At the start of your training you will likely feel very confused.
This is normal, and everyone who begins training a new martial art will feel likely similarly. This feeling of confusion will likely continue for several months. This is also normal. Eventually things will start to click into place, and you will begin to make sense of the techniques that you are learning.
The important thing is to keep turning up to training and putting in your best effort. It will begin to start making sense soon.
The 1% rule
If you turn up to training 3 times a week, for 50 weeks in a year, and you learn one thing at each class. Then by the end of the year you will have learnt 150 new things.
To only learn one new thing each class is a bit low, most people will learn at least 3-5 new things each class, and then each year you will have learnt about 750 new things. That’s a lot!
In the lead up to the 2012 Olympics in London, the British Cycling team used the 1% rule. Each day they asked themselves. What thing can I do today 1% better than I did yesterday? In 2012 they had a historic win in cycling.
We take a similar approach in Aikido. Each we do a handful of techniques. Each time we practice them we try to do them 1% better. we ask ourselves – what has sensei just demonstrated? Am I doing that?
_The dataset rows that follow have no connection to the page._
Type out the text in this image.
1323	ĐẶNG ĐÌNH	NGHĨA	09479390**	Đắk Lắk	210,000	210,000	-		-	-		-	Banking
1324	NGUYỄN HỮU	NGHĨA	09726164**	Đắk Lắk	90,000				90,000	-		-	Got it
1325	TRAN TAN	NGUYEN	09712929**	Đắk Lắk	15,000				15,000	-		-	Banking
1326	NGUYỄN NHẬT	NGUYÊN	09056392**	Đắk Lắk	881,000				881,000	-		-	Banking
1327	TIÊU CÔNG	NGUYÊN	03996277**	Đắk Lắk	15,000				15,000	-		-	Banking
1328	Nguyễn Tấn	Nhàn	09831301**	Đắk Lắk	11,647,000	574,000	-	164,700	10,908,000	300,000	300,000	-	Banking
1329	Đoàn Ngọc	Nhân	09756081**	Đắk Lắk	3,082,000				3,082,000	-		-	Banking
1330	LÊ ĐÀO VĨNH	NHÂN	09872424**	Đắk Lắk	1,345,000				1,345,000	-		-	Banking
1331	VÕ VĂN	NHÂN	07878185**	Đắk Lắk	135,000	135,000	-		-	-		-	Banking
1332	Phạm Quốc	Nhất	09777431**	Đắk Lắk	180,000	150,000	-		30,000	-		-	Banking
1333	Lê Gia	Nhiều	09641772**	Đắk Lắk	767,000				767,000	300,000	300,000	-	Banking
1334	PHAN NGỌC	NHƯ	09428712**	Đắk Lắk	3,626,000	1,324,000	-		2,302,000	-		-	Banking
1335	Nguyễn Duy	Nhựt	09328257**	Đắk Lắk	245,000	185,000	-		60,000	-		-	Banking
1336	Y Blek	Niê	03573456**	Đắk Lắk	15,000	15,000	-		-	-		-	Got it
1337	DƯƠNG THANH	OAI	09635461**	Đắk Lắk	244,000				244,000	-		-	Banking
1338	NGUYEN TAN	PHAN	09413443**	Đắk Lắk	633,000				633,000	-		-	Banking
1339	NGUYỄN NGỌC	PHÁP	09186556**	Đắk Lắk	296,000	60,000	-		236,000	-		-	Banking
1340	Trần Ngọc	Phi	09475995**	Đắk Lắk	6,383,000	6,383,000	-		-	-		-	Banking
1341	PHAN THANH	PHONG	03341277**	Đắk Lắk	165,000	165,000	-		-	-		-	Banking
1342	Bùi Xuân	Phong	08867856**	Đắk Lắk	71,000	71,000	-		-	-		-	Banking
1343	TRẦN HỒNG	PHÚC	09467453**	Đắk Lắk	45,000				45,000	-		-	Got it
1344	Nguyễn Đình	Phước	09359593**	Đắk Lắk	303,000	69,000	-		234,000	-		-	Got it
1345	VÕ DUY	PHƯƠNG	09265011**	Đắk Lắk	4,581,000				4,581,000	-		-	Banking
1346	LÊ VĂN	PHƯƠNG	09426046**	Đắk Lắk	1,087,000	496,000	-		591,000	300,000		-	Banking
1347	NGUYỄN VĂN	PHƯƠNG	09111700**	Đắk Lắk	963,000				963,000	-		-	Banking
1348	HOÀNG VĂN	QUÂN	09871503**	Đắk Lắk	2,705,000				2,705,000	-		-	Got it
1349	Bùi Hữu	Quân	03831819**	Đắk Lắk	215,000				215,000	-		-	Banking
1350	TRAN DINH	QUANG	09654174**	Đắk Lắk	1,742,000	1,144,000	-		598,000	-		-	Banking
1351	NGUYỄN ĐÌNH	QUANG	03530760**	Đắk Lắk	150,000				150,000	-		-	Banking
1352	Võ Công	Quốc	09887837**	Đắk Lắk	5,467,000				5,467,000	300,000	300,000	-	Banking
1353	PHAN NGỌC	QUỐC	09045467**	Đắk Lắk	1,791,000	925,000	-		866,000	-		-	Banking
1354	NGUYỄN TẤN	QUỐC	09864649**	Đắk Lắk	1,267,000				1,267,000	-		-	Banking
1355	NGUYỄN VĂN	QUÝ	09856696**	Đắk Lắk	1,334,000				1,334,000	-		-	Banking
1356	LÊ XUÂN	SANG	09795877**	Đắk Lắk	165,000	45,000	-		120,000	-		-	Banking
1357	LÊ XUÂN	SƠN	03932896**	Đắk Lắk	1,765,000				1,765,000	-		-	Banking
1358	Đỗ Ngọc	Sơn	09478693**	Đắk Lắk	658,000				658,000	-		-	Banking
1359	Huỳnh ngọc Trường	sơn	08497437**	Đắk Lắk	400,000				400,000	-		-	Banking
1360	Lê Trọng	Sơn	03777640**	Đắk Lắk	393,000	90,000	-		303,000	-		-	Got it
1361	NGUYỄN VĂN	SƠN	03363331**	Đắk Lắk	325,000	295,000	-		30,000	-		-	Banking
What part of this technique can I improve, even by a little bit.
Training in this way, week in, week out we slowly improve and progress down our path of mastery.
There’s a lot to learn
There’s over 1000 techniques in our syllabus. But we don’t expect you to know them all (yet). It takes many years to understand and be able to accurately perform so many techniques.
What we do is rotate through a set of locks, pins and throws to different attacks each month. And so you find the same techniques coming up over and over, but with slight variations. In this way, over time, you pick up the core principles within Aikido.
There’s a lot to learn, and it takes time, and all we expect is that you keep turning up and giving your best effort.